Jenica is proud to also stress that even her elder brother, a policeman – who is in a profession that is stereotypically anti-LGBTQIA – is accepting of her. “Wala po (siyang) pag-alinlangan na tanggapin ako kung ano ako (He never had misgivings accepting me as me).”
Now 31 years old, Jenica helps a relative manage a boutique shop in Malabon. This is her main source of income now.
She’s also in a six-year relationship, and she lives with her male partner. “A lot of people say that heterosexual men only have sex with gay men or transgender women in exchange for money,” Jenica said, “but not all men are like this.”

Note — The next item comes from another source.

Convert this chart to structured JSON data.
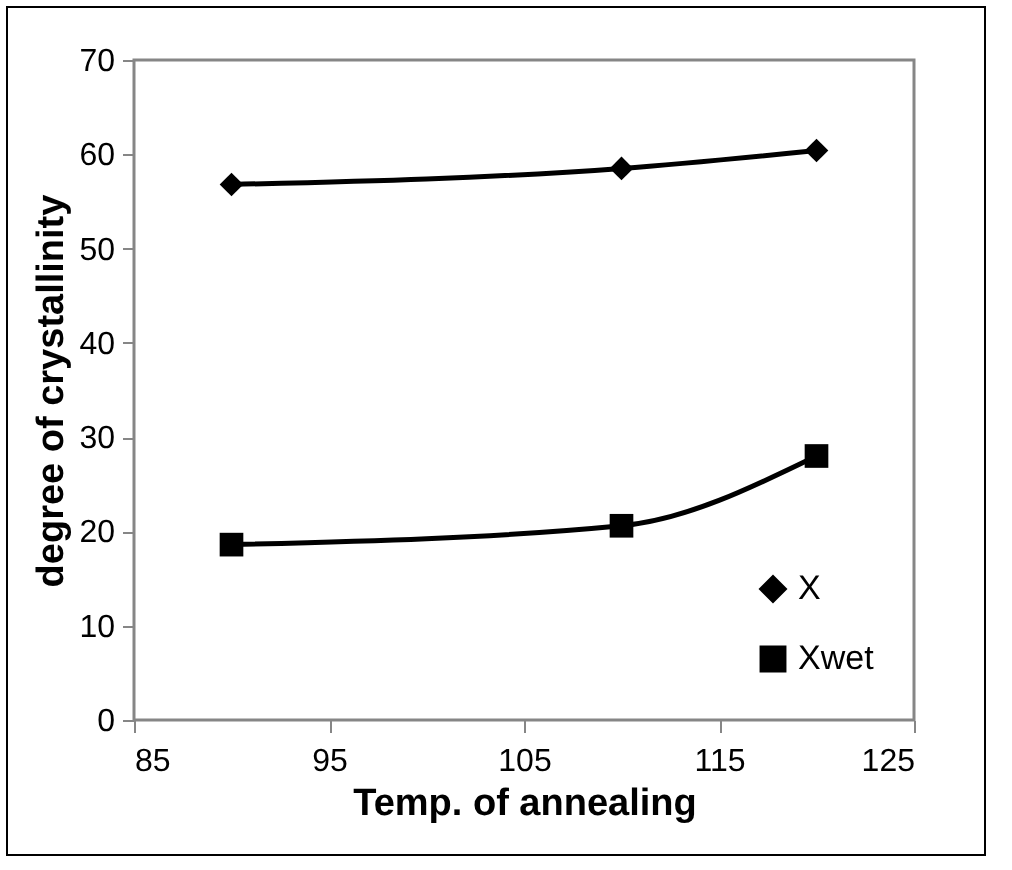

Jenica believes that there are men “na mahal mo talaga at ang ibibigay sa iyo ay tunay na pagmamahal (who you love and will return that love).”
To other LGBTQIA people, Jenica said: “Hindi tayo isang sakit… para itago natin (We are not an illness that should be hidden).”
She recognizes that there are a growing number of LGBTQIA organizations “that can help us; so huwag na kayo matakot mag-out (don’t be afraid to come out).”
In the end, people need to wake up, she said, and realize the need to stop bullying LGBTQIA people. “Gusto po nating imulat ang (mata ng) mga tao na bata pa lang po (ang mga LGBTQIA), tanggapin na natin. Huwag po silang kutyain… dahil tatanim sa isipan nila kung paano niyo sila nilait (We want people to start accepting LGBTQIA people, even when they’re still young. Stop bullying them because they will never forget how you belittled them).”
For Jenica, “tao rin po kami na nagmamahal, nasasaktan… Sana isipin nyo rin po na tao rin po kami na kailangan ng tunay na pagmamahal. Yakapin nyo rin po kami na bilang isang tao (we’re also human beings who love, who get hurt… People should see us as just human beings also looking to be loved. Embrace us as human beings).”